Он чувствовал, что Пит осталась в комнате. Чувствовал на себе ее взгляд. Шли минуты. Марк продолжал читать. Она наблюдала. Наконец он посмотрел в ее сторону.
– Ванна и вино, Пит. Тебе станет лучше.
Она кивнула, но не двинулась с места. Затем произнесла:
– Марк. Я знаю, кто она.
Адаку считала способность ждать одним из своих достоинств: ждать, когда что-то произойдет, ждать, когда что-то поменяется, ждать смены настроения, ждать, что за поворотом ее жизнь пойдет в другом направлении. Поэтому ожидание, пока кто-то войдет в дверь, ведущую в квартиры над магазином игрушек на Кингсленд-Хай-стрит, давалось ей легко. Обстоятельства изменились, и теперь времени у нее сколько угодно.
Она позвонила по номеру на визитной карточке, которую ей дала Эстер Ланж во время предыдущего визита. Сказала Эстер, что тщательно все обдумала и теперь готова. У нее есть дополнительные деньги, которые потребовала Эстер, и она хочет их передать, чтобы записаться на прием. Они договорились обменять деньги Адаку на место в очереди.

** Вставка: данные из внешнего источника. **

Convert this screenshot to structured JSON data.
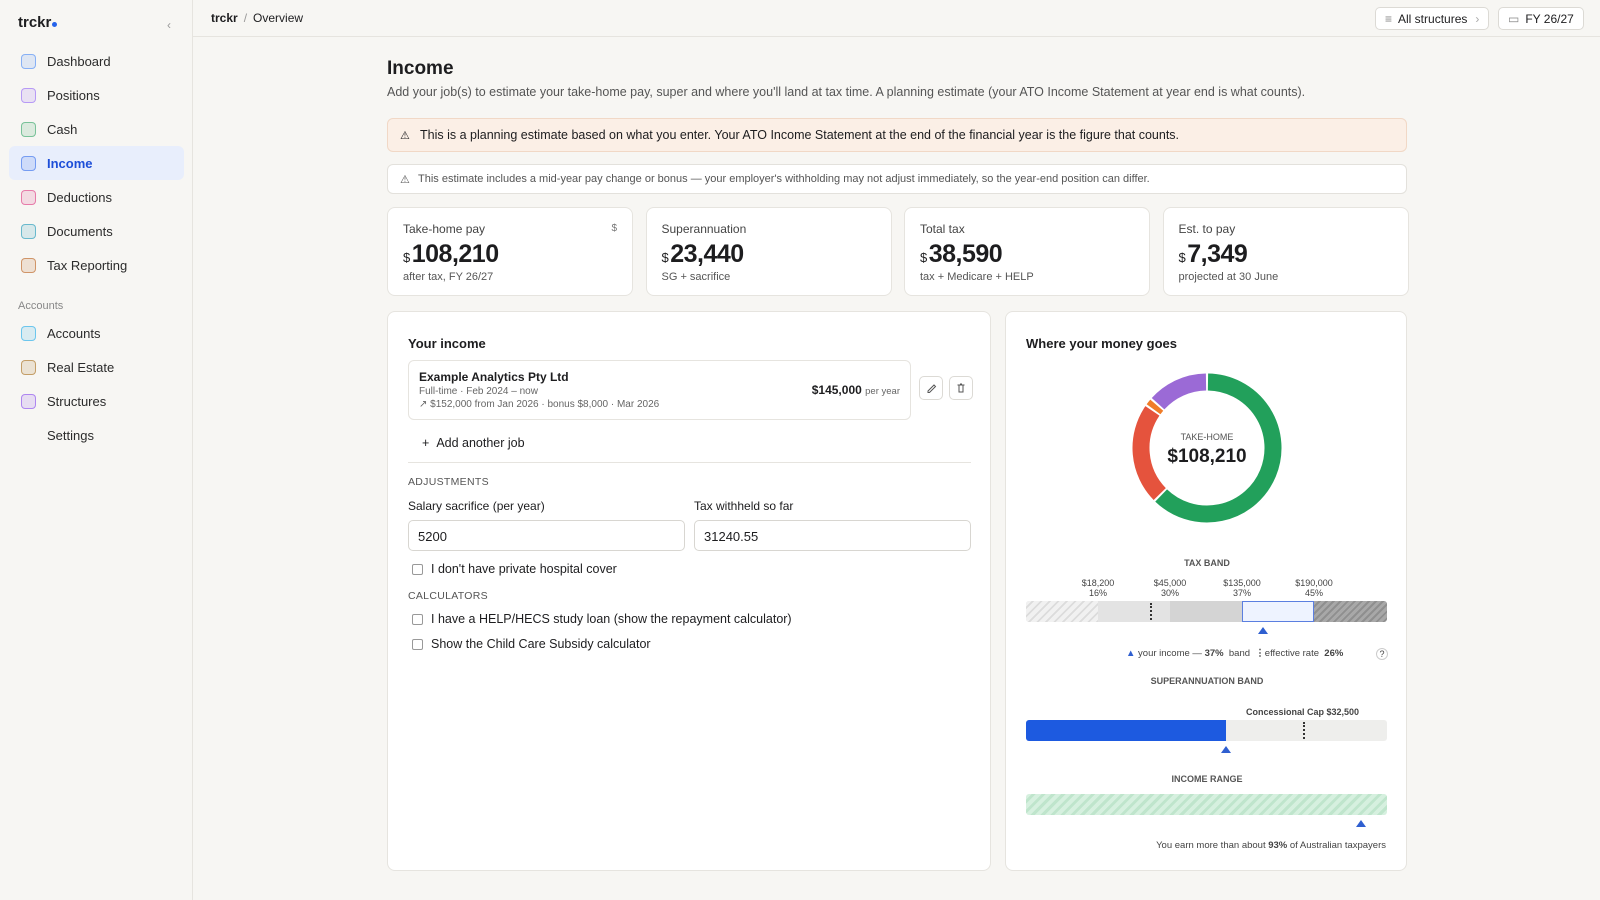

Эстер назначила встречу на 10 утра, и вот этот день наступил. Адаку заранее познакомилась с молодым музыкантом, снимавшим студию на противоположной стороне улицы чуть дальше магазина игрушек. Это оказалось просто – достаточно было объяснить свою цель. Он сразу же согласился и представился как Ричард. Все зовут его Дикон, сказал он ей. Она тоже может называть его Диконом, если хочет.
В тот же день он дал ей ключ от своей квартиры, на тот случай, если ей нужно будет войти, а его не окажется дома. По словам Дикона, он сочинял музыкальное сопровождение для фильмов. Работал в основном дома, но ему часто приходилось уезжать в студию. «Чувствуйте себя как дома», – сказал он.
В тот первый визит Адаку поняла, что Дикон хотя и не слишком заморачивается насчет ключей от квартиры, но к своей музыке относится серьезно. Он был владельцем дорогих – судя по виду – клавишного инструмента и синтезатора. «Должно быть, у его соседей богатый слуховой опыт», – подумала Адаку. Но у нее был доступ к окну, выходящему на улицу, и этого достаточно.
Этим утром он еще спал, когда она пришла около семи и открыла дверь своим ключом. Как и во всех квартирах-студиях, спальни здесь не было. В данном случае ее заменяла довольно глубокая стенная ниша, вмещавшая футон, матрас или нечто подобное. Похоже, Дикон пользовался кроватью «ИКЕА» и спальным мешком. Беззвучно шагая к окну, Адаку видела его наголо обритую макушку.
6
Р. Даль «Матильда», пер. А. Бирюкова.